Dia pun melihat tren ekspor Indonesia yang mengalami penurunan akibat pengaruh sektor komoditas akan berlanjut pada 2023. Apalagi, dunia masih terus dibayangi oleh terjadinya resesi global.

“Hanya saja ada satu hal yang menarik di mana Tiongkok sudah melepas kebijakan zero Covid-nya. Kebjakan itu bisa mengubah kondisi perdagangan dan komoditas global. Ini jadi peluang pemulihan perekonomian global,” katanya.

Pada kesempatan yang berbeda, Menteri Perdagangan (Mendag) Zulkifli Hasan menilai struktur impor bahan baku dan penolong yang mencapai 76,68 persen pada periode Januari – November 2022 memberikan sinyal positif.

“Oleh sebab itu, pertumbuhan impor yang diperkirakan meningkat pada tahun ini, pada prinsipnya akan menopang efisiensi sistem produksi di dalam negeri,” katanya seperti dikutip Antara.

Mendag memaparkan tingkat mobilitas di dalam negeri yang secara umum sudah mulai membaik dengan pencabutan pemberlakuan pembatasan kegiatan masyarakat (PPKM) pada 30 Desember 2022 dapat menjadi sumber pertumbuhan ekonomi nasional.
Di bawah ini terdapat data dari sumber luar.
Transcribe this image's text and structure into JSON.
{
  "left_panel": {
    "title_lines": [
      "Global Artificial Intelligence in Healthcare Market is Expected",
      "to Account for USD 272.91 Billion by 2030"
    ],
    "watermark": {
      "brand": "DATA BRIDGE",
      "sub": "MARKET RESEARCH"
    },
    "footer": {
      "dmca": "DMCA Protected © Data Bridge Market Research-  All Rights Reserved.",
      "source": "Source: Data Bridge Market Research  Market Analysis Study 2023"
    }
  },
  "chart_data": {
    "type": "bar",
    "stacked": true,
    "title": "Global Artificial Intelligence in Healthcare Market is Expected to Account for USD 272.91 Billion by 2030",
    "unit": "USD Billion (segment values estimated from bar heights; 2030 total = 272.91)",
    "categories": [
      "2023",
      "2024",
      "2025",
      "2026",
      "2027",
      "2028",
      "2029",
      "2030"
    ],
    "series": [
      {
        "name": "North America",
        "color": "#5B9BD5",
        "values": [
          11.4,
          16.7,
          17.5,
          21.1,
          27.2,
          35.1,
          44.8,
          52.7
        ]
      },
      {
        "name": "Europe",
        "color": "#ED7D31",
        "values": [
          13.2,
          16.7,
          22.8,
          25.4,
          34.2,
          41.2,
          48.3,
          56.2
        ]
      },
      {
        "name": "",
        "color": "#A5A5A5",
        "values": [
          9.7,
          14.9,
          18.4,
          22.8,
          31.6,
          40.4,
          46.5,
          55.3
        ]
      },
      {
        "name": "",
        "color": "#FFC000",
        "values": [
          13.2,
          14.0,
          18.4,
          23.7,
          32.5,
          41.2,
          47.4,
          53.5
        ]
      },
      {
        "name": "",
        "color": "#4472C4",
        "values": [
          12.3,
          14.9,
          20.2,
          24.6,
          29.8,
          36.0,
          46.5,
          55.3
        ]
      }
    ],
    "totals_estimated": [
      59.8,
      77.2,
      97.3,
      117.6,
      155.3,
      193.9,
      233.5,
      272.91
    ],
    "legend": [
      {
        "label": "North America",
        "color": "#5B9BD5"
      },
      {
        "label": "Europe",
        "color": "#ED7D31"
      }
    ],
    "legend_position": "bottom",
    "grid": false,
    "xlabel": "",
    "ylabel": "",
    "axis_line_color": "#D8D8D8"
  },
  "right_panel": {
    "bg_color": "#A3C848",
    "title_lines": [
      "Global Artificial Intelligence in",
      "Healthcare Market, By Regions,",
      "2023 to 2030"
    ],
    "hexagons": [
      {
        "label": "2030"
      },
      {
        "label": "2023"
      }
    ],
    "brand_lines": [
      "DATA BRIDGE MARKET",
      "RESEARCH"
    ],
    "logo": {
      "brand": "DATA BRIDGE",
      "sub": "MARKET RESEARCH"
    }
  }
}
Dengan pencabutan PPKM, Mendag menilai, akan terjadi peningkatan aktivitas ekonomi dalam negeri yang mendorong peningkatan pada sisi pasokan maupun permintaan, termasuk peningkatan impor. Namun, Zulkifli menyampaikan bahwa impor tidak selalu bersifat konsumtif karena impor juga dibutuhkan untuk menopang pertumbuhan industri manufaktur dan ekspor.